One thing I have learned in my walk through this thing we call life, is to take notice. It may sound a bit narcissistic, but I have found it helpful to notice those things, good and bad, that affect me most. By noticing these things, over time, I learn more about how I am uniquely made by God and learn more about my place in His plan. I have found it difficult to make definitive statements about myself. It would seem like the person who would know me best would be me, but that is not the case. Wading through all the voices in my head and my many moods and emotional swings, in an attempt to get to the real me can be a daunting task. How do you know that some desire or reaction is not just a product of my random emotional state that day or the fact that I happen to be trying to give up caffeine, so I am a bit on edge? There is always some thing or event that appears to be unique to today or a season of my life that "gets in the way".

So I have learned to look for patterns. And those patterns tell a lot of about me and who I am and my special place in God's plan.
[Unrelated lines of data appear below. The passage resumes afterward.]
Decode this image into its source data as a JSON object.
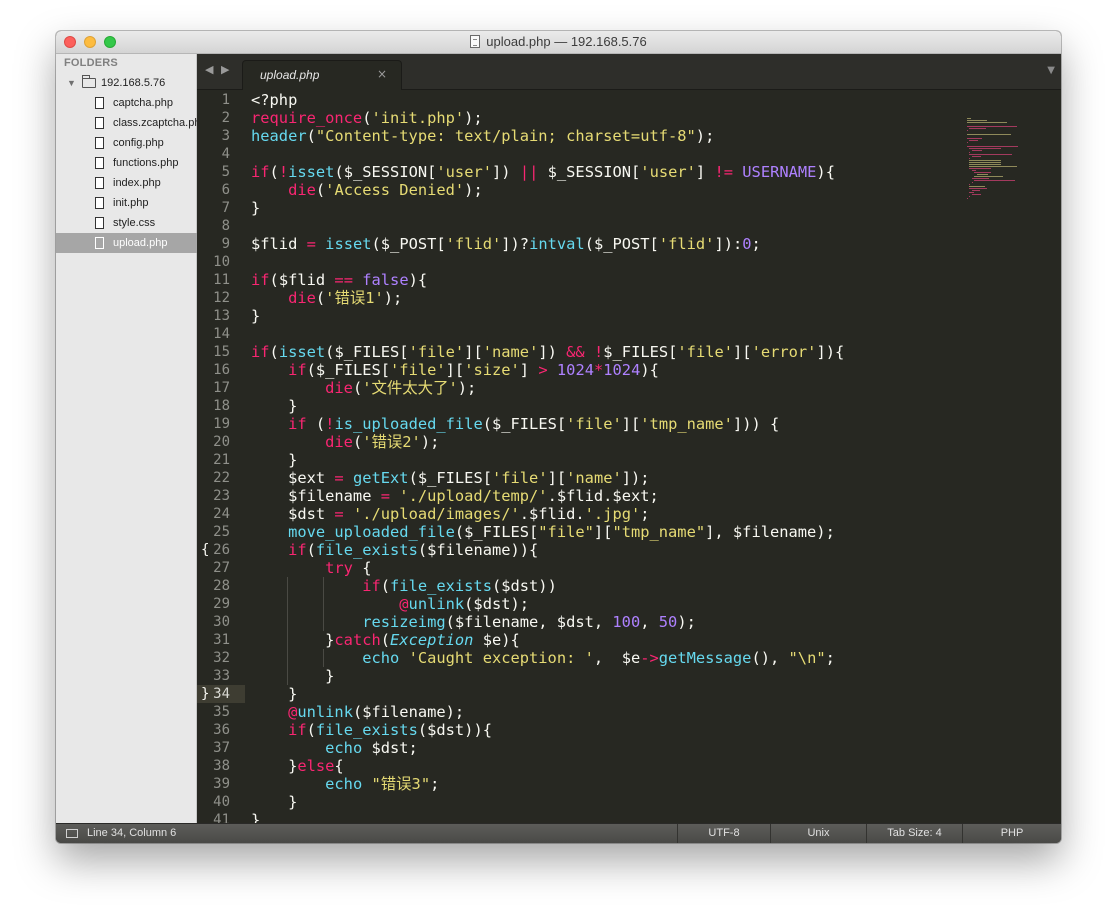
{
  "window": {
    "title": "upload.php — 192.168.5.76"
  },
  "sidebar": {
    "header": "FOLDERS",
    "root": "192.168.5.76",
    "files": [
      "captcha.php",
      "class.zcaptcha.php",
      "config.php",
      "functions.php",
      "index.php",
      "init.php",
      "style.css",
      "upload.php"
    ],
    "selected": "upload.php"
  },
  "tabs": [
    {
      "label": "upload.php",
      "close": "×"
    }
  ],
  "nav": {
    "back": "◀",
    "forward": "▶",
    "menu": "▼"
  },
  "editor": {
    "current_line": 34,
    "line_numbers": [
      "1",
      "2",
      "3",
      "4",
      "5",
      "6",
      "7",
      "8",
      "9",
      "10",
      "11",
      "12",
      "13",
      "14",
      "15",
      "16",
      "17",
      "18",
      "19",
      "20",
      "21",
      "22",
      "23",
      "24",
      "25",
      "26",
      "27",
      "28",
      "29",
      "30",
      "31",
      "32",
      "33",
      "34",
      "35",
      "36",
      "37",
      "38",
      "39",
      "40",
      "41"
    ],
    "fold_markers": {
      "26": "{",
      "34": "}"
    },
    "lines": [
      "<?php",
      "require_once('init.php');",
      "header(\"Content-type: text/plain; charset=utf-8\");",
      "",
      "if(!isset($_SESSION['user']) || $_SESSION['user'] != USERNAME){",
      "    die('Access Denied');",
      "}",
      "",
      "$flid = isset($_POST['flid'])?intval($_POST['flid']):0;",
      "",
      "if($flid == false){",
      "    die('错误1');",
      "}",
      "",
      "if(isset($_FILES['file']['name']) && !$_FILES['file']['error']){",
      "    if($_FILES['file']['size'] > 1024*1024){",
      "        die('文件太大了');",
      "    }",
      "    if (!is_uploaded_file($_FILES['file']['tmp_name'])) {",
      "        die('错误2');",
      "    }",
      "    $ext = getExt($_FILES['file']['name']);",
      "    $filename = './upload/temp/'.$flid.$ext;",
      "    $dst = './upload/images/'.$flid.'.jpg';",
      "    move_uploaded_file($_FILES[\"file\"][\"tmp_name\"], $filename);",
      "    if(file_exists($filename)){",
      "        try {",
      "            if(file_exists($dst))",
      "                @unlink($dst);",
      "            resizeimg($filename, $dst, 100, 50);",
      "        }catch(Exception $e){",
      "            echo 'Caught exception: ',  $e->getMessage(), \"\\n\";",
      "        }",
      "    }",
      "    @unlink($filename);",
      "    if(file_exists($dst)){",
      "        echo $dst;",
      "    }else{",
      "        echo \"错误3\";",
      "    }",
      "}"
    ]
  },
  "status_bar": {
    "position": "Line 34, Column 6",
    "encoding": "UTF-8",
    "line_endings": "Unix",
    "tab_size": "Tab Size: 4",
    "syntax": "PHP"
  },
  "colors": {
    "background": "#272822",
    "keyword": "#f92672",
    "function": "#66d9ef",
    "string": "#e6db74",
    "number": "#ae81ff",
    "text": "#f8f8f2",
    "line_number": "#8f908a"
  }
}
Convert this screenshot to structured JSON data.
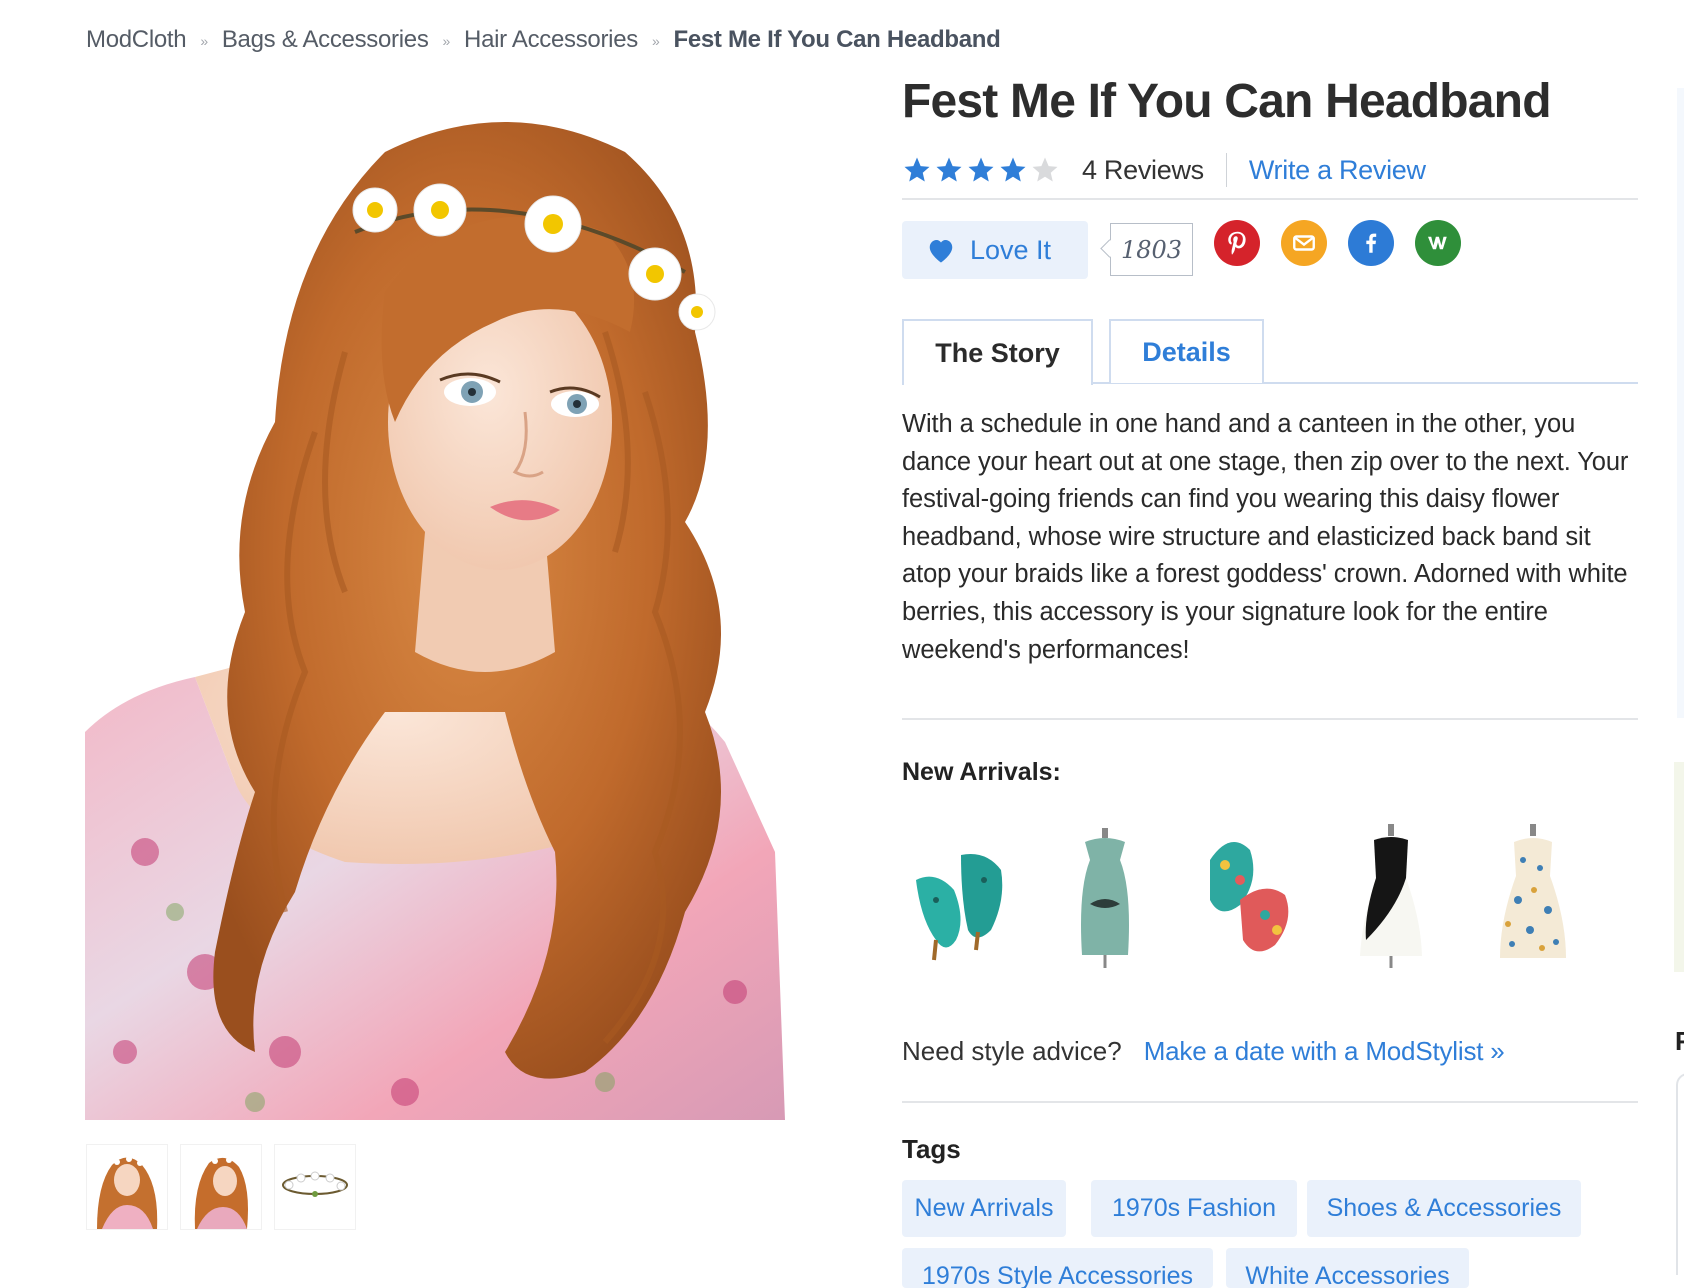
{
  "breadcrumb": {
    "items": [
      "ModCloth",
      "Bags & Accessories",
      "Hair Accessories"
    ],
    "current": "Fest Me If You Can Headband",
    "separator": "»"
  },
  "product": {
    "title": "Fest Me If You Can Headband",
    "rating": 4,
    "rating_max": 5,
    "reviews_label": "4 Reviews",
    "write_review_label": "Write a Review",
    "love_label": "Love It",
    "love_count": "1803"
  },
  "social": [
    "pinterest-icon",
    "email-icon",
    "facebook-icon",
    "wanelo-icon"
  ],
  "colors": {
    "link": "#2f7ed8",
    "star": "#2f7ed8",
    "pinterest": "#d5232b",
    "email": "#f5a623",
    "facebook": "#2d7bd6",
    "wanelo": "#2f8f3a",
    "tag_bg": "#eaf1fb"
  },
  "tabs": [
    {
      "label": "The Story",
      "active": true
    },
    {
      "label": "Details",
      "active": false
    }
  ],
  "story_text": "With a schedule in one hand and a canteen in the other, you dance your heart out at one stage, then zip over to the next. Your festival-going friends can find you wearing this daisy flower headband, whose wire structure and elasticized back band sit atop your braids like a forest goddess' crown. Adorned with white berries, this accessory is your signature look for the entire weekend's performances!",
  "new_arrivals": {
    "title": "New Arrivals:",
    "items": [
      "teal-flats",
      "teal-tank-top",
      "floral-sandals",
      "black-white-dress",
      "floral-print-dress"
    ]
  },
  "style_advice": {
    "question": "Need style advice?",
    "link": "Make a date with a ModStylist »"
  },
  "tags": {
    "title": "Tags",
    "items": [
      "New Arrivals",
      "1970s Fashion",
      "Shoes & Accessories",
      "1970s Style Accessories",
      "White Accessories"
    ]
  },
  "edge_fragment": "F"
}
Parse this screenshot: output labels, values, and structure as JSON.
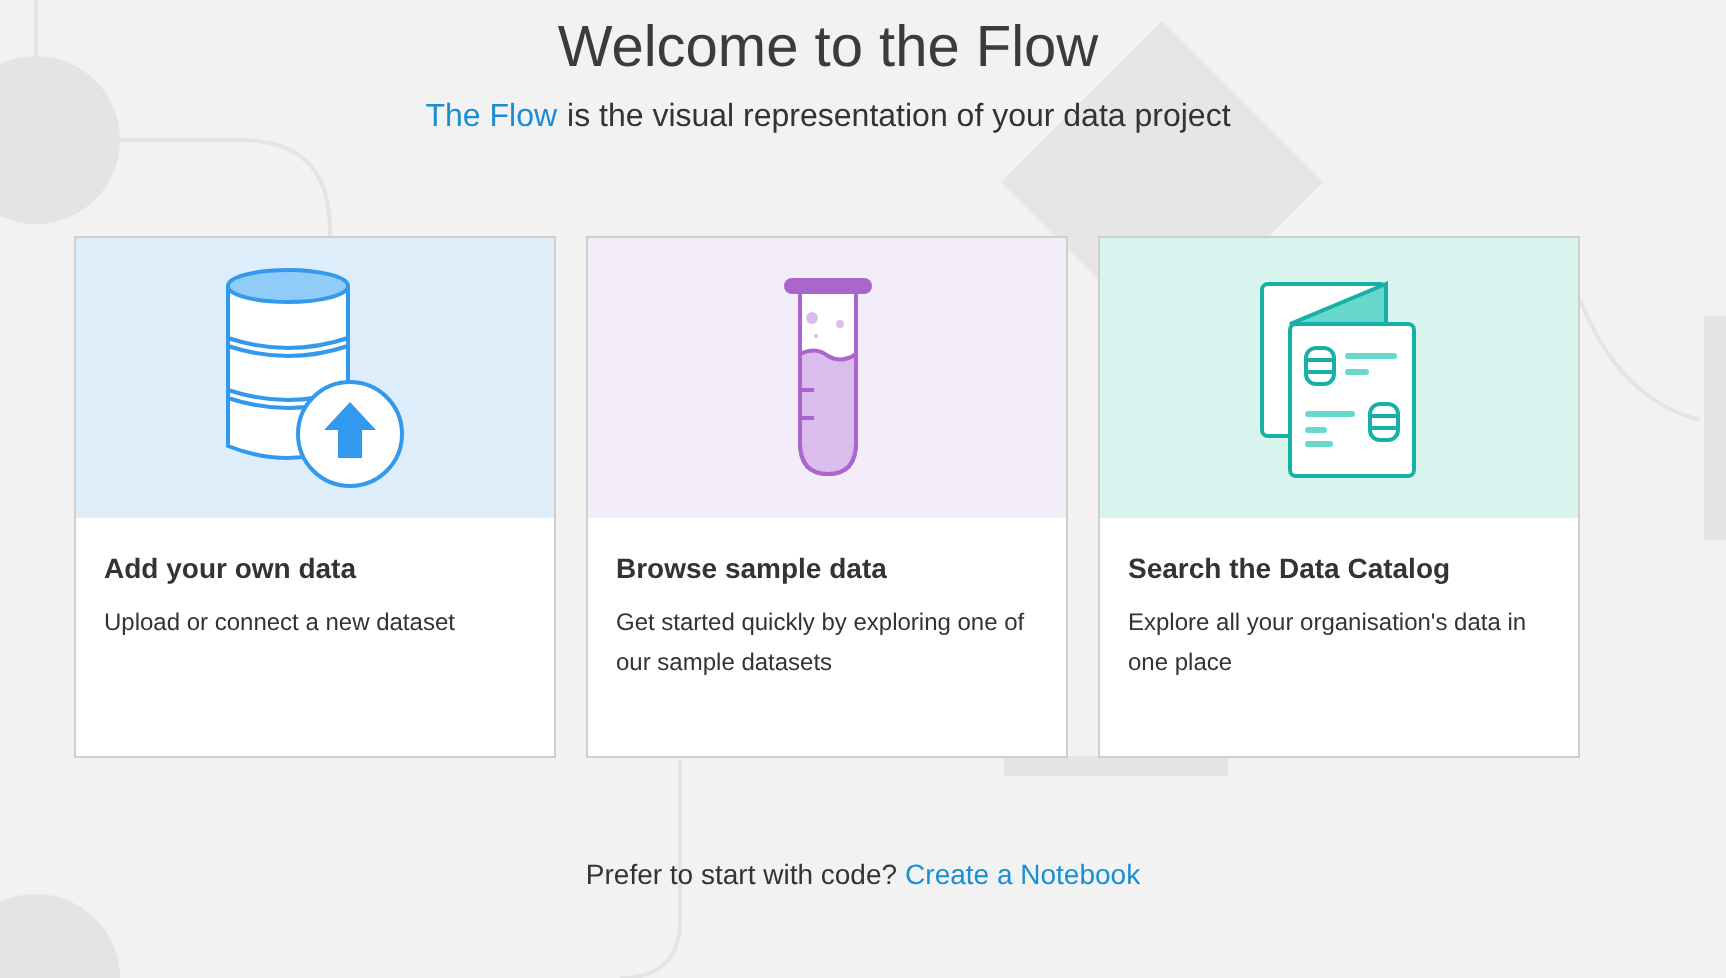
{
  "title": "Welcome to the Flow",
  "subtitle": {
    "link": "The Flow",
    "text": "is the visual representation of your data project"
  },
  "cards": [
    {
      "kind": "upload",
      "title": "Add your own data",
      "description": "Upload or connect a new dataset"
    },
    {
      "kind": "sample",
      "title": "Browse sample data",
      "description": "Get started quickly by exploring one of our sample datasets"
    },
    {
      "kind": "catalog",
      "title": "Search the Data Catalog",
      "description": "Explore all your organisation's data in one place"
    }
  ],
  "footer": {
    "text": "Prefer to start with code?",
    "link": "Create a Notebook"
  }
}
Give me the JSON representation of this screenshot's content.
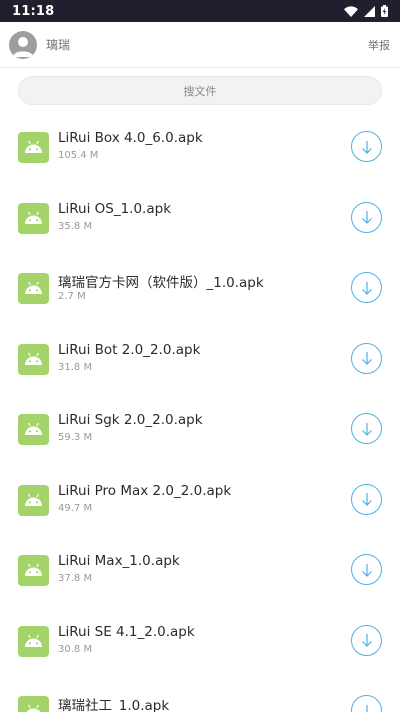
{
  "status_bar": {
    "time": "11:18",
    "icons": [
      "wifi-icon",
      "signal-icon",
      "battery-charging-icon"
    ]
  },
  "header": {
    "avatar_icon": "person-icon",
    "user_name": "璃瑞",
    "report_label": "举报"
  },
  "search": {
    "placeholder": "搜文件"
  },
  "colors": {
    "accent": "#4fb0e6",
    "file_icon_bg": "#a4d36a",
    "status_bar_bg": "#1f1f2e"
  },
  "files": [
    {
      "name": "LiRui Box 4.0_6.0.apk",
      "size": "105.4 M"
    },
    {
      "name": "LiRui OS_1.0.apk",
      "size": "35.8 M"
    },
    {
      "name": "璃瑞官方卡网（软件版）_1.0.apk",
      "size": "2.7 M"
    },
    {
      "name": "LiRui Bot 2.0_2.0.apk",
      "size": "31.8 M"
    },
    {
      "name": "LiRui Sgk 2.0_2.0.apk",
      "size": "59.3 M"
    },
    {
      "name": "LiRui Pro Max 2.0_2.0.apk",
      "size": "49.7 M"
    },
    {
      "name": "LiRui Max_1.0.apk",
      "size": "37.8 M"
    },
    {
      "name": "LiRui SE 4.1_2.0.apk",
      "size": "30.8 M"
    },
    {
      "name": "璃瑞社工_1.0.apk",
      "size": ""
    }
  ]
}
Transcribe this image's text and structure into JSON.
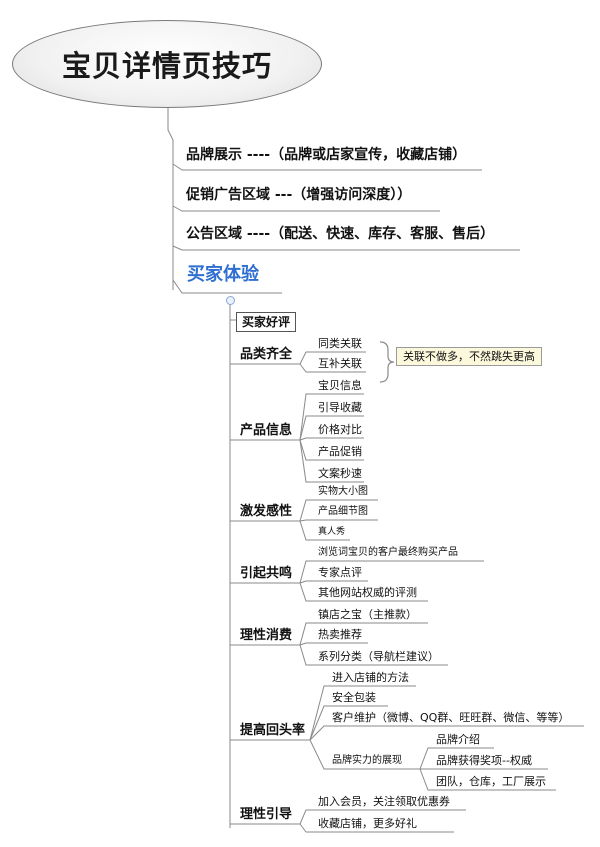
{
  "title": "宝贝详情页技巧",
  "level1": [
    {
      "label": "品牌展示 ----（品牌或店家宣传，收藏店铺）"
    },
    {
      "label": "促销广告区域 ---（增强访问深度））"
    },
    {
      "label": "公告区域 ----（配送、快速、库存、客服、售后）"
    }
  ],
  "buyer": {
    "label": "买家体验",
    "good_review": "买家好评",
    "categories": [
      {
        "label": "品类齐全",
        "items": [
          "同类关联",
          "互补关联"
        ],
        "note": "关联不做多，不然跳失更高"
      },
      {
        "label": "产品信息",
        "items": [
          "宝贝信息",
          "引导收藏",
          "价格对比",
          "产品促销",
          "文案秒速"
        ]
      },
      {
        "label": "激发感性",
        "items": [
          "实物大小图",
          "产品细节图",
          "真人秀"
        ]
      },
      {
        "label": "引起共鸣",
        "items": [
          "浏览词宝贝的客户最终购买产品",
          "专家点评",
          "其他网站权威的评测"
        ]
      },
      {
        "label": "理性消费",
        "items": [
          "镇店之宝（主推款）",
          "热卖推荐",
          "系列分类（导航栏建议）"
        ]
      },
      {
        "label": "提高回头率",
        "items": [
          "进入店铺的方法",
          "安全包装",
          "客户维护（微博、QQ群、旺旺群、微信、等等）",
          "品牌实力的展现"
        ],
        "sub": [
          "品牌介绍",
          "品牌获得奖项--权威",
          "团队，仓库，工厂展示"
        ]
      },
      {
        "label": "理性引导",
        "items": [
          "加入会员，关注领取优惠券",
          "收藏店铺，更多好礼"
        ]
      }
    ]
  }
}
Tonight as I was driving home from hanging out with a friend, the U2 song "Yahweh" began to play. I was reminded of a time in my life in which that song would consistenetly bring tears to my eyes and specifically one line...

Take these lips
So quick to criticize
Take these lips
Give them a kiss

That last line used to mess me up. I remember one time turning into a blubbering idiot from that last line. I was also reminded of my favorite part of the movie The Lion, Witch, and Wardrobe". It was when Lucy and Susan meet Aslan after he comes back from the table. When they realize he is alive, they run their fingers through his mane. That affected me more than any other part in that movie. Also, I have noticed that when I am separated from my wife for a while, either through distance or one of us is sick and quarantined in the upstairs room, I don't feel like we are really back together until I can give her a big embrace and feel her in my arms. That's when I feel normal again.

A few years ago, I was meeting with a spiritual director and he had me take a test called Sacred Pathways, which described the many ways people relate to God and gave you an idea as to which of those paths you most easily relate to God. Sensate was one of my most strongest characteristics. One way I relate to God is through the senses. I love seeing the things of God, and hearing music about him, and smelling the incense when I went to the Orthodox church, and tasting the bread and the wine during communion. But touch is more difficult. I can't really touch God now, but I long to. I am really looking forward to holding his hand one day and feeling his strong arms around me. For some, this may seem weird, but it is how he made me. I can take comfort in the fact that one day I will be able to hug my Savior and that thought helps me travel this life and gives me some strength to do what he has called me to.